Il y a vingt ans sortait un film phénomène qui reste le deuxième plus gros succès de l’histoire du cinéma

Cette semaine, on fêtait les 20 ans de la sortie de Titanic, de James Cameron, débarqué sur les écrans européens le 7 janvier 1998, quelques semaines après sa sortie américaine. Une superproduction qui reste à ce jour le deuxième plus gros succès de l’histoire du cinéma derrière Avatar, du même Cameron. Or, à l’époque, pas grand monde n’avait parié sur ce film «dont on connaît déjà la fin», pour reprendre une expression alors beaucoup entendue.

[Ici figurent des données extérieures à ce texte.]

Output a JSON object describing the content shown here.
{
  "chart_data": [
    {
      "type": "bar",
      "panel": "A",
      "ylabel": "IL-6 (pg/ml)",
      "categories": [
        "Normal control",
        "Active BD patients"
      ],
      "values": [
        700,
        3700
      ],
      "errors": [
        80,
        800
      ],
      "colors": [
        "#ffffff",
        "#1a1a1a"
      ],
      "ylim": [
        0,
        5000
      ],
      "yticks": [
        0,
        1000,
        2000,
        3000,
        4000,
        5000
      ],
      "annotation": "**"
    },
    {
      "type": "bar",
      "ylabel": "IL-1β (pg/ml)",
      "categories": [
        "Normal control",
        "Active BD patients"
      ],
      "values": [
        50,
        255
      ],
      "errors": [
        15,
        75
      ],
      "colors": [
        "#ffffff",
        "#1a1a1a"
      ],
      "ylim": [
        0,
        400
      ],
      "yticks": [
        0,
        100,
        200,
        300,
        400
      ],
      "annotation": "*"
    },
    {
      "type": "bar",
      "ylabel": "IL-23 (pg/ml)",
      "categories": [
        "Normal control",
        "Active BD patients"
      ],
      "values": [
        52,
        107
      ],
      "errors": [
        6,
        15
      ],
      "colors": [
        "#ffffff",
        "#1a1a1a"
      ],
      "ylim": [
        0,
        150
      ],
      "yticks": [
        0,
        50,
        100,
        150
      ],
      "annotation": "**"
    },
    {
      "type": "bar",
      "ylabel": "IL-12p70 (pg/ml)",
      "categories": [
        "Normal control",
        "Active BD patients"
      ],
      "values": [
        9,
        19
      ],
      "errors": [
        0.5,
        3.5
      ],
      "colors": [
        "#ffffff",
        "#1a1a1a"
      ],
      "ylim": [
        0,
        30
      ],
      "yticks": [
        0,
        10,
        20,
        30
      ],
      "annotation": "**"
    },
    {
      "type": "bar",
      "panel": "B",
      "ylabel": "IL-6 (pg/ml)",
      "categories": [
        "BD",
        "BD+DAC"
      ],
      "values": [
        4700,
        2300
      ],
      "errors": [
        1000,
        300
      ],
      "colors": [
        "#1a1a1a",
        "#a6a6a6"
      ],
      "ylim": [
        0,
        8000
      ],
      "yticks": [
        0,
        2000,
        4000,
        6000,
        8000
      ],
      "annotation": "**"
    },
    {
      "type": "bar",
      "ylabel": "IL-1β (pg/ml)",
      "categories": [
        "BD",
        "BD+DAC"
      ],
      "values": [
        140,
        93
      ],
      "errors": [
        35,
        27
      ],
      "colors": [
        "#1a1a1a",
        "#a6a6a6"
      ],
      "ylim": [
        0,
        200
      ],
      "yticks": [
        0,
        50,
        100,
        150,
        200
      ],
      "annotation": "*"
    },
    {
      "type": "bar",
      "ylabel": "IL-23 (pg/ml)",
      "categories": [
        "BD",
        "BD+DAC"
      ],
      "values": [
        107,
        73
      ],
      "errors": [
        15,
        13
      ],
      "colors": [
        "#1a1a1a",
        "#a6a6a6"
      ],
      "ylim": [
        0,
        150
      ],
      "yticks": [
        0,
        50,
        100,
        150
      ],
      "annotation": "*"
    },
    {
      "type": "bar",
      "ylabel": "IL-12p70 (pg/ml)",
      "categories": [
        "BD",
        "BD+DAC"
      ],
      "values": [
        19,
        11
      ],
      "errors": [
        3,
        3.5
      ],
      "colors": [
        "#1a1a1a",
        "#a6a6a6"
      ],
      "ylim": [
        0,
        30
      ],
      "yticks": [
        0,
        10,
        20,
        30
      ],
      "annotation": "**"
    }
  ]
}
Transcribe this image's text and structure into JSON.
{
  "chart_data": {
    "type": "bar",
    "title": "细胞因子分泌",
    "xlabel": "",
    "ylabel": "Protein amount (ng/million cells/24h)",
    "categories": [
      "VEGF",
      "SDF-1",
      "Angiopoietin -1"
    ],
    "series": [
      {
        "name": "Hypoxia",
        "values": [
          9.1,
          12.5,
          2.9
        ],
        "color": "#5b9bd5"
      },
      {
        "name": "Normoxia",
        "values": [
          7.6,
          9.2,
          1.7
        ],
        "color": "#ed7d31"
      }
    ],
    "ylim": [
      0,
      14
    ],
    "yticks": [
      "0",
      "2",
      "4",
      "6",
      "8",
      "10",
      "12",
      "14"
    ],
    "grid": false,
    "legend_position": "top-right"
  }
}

Au moment de sa sortie, Titanic était, avec son budget de 200 millions de dollars, le film le plus cher jamais produit. Depuis, une trentaine d’autres blockbusters ont été plus coûteux encore. Qui avait envie de voir une relecture de Roméo et Juliette – c’est ainsi que Cameron avait vendu son projet à la Fox et à la Paramount – sur un paquebot en perdition? D’aucuns voyaient déjà le film embrasser le destin de son décor unique et faire naufrage. La suite est légende, pourrait-on dire.

La critique du «Nouveau Quotidien»: «Titanic», un film aux ambitions démesurées pour dire la vanité humaine

Instantanément, le film devint un phénomène sociétal mondial. Impossible d’échapper à Titanic, d’autant plus que pour une fois un long-métrage aux velléités commerciales mettait d’accord grand public et critiques. Dans le Journal de Genève comme dans Le Nouveau Quotidien, les deux titres qui donneront naissance deux mois plus tard au Temps, aussi bien Norbert Creutz que Thierry Jobin ne cachèrent pas leur enthousiasme. Alors que le premier voyait en Cameron «l’un des rares cinéastes actuels capables d’imposer une vision personnelle au sein de la machine hollywoodienne», le second parlait d’«un film sans mesure, un projet fou qui dit l’intime en racontant un drame collectif, qui ressuscite le passé en l’accrochant au présent».

Au moment de la sortie de Titanic, j’étais encore étudiant – en cinéma, d’ailleurs. Je suis allé voir le film le jour de sa sortie. Celle qui deviendra ma femme se souvient encore de mes sanglots (à peu près) contenus. Après trois heures de spectacle total, j’avais déposé les armes, ne luttant pas contre mon émotion au moment de voir ce qui était une belle histoire d’amour s’achever brutalement dans les eaux froides de l’Atlantique. J’ai revu le film quelques jours plus tard et cette seconde vision m’avait convaincu qu’il s’agissait là d’une immense réussite.

La critique du «Journal de Genève»: Un «Titanic» beau comme l’Apocalypse

Titanic est un blockbuster d’auteur et c’est en cela, à l’heure des productions monstres dénuées de toute dimension artistique, qu’il fascine encore. Quiconque connaît le cinéma de Cameron peut y retrouver certaines de ses grandes obsessions. Aucun autre film parmi les plus gros succès de l’histoire ne peut survivre comme lui à une analyse auteuriste. Star Wars: Les Derniers Jedi, pour prendre un exemple actuel, a beau s’inscrire dans un univers étendu d’une grande richesse, il n’en demeure pas moins une coquille vide de peu d’intérêt.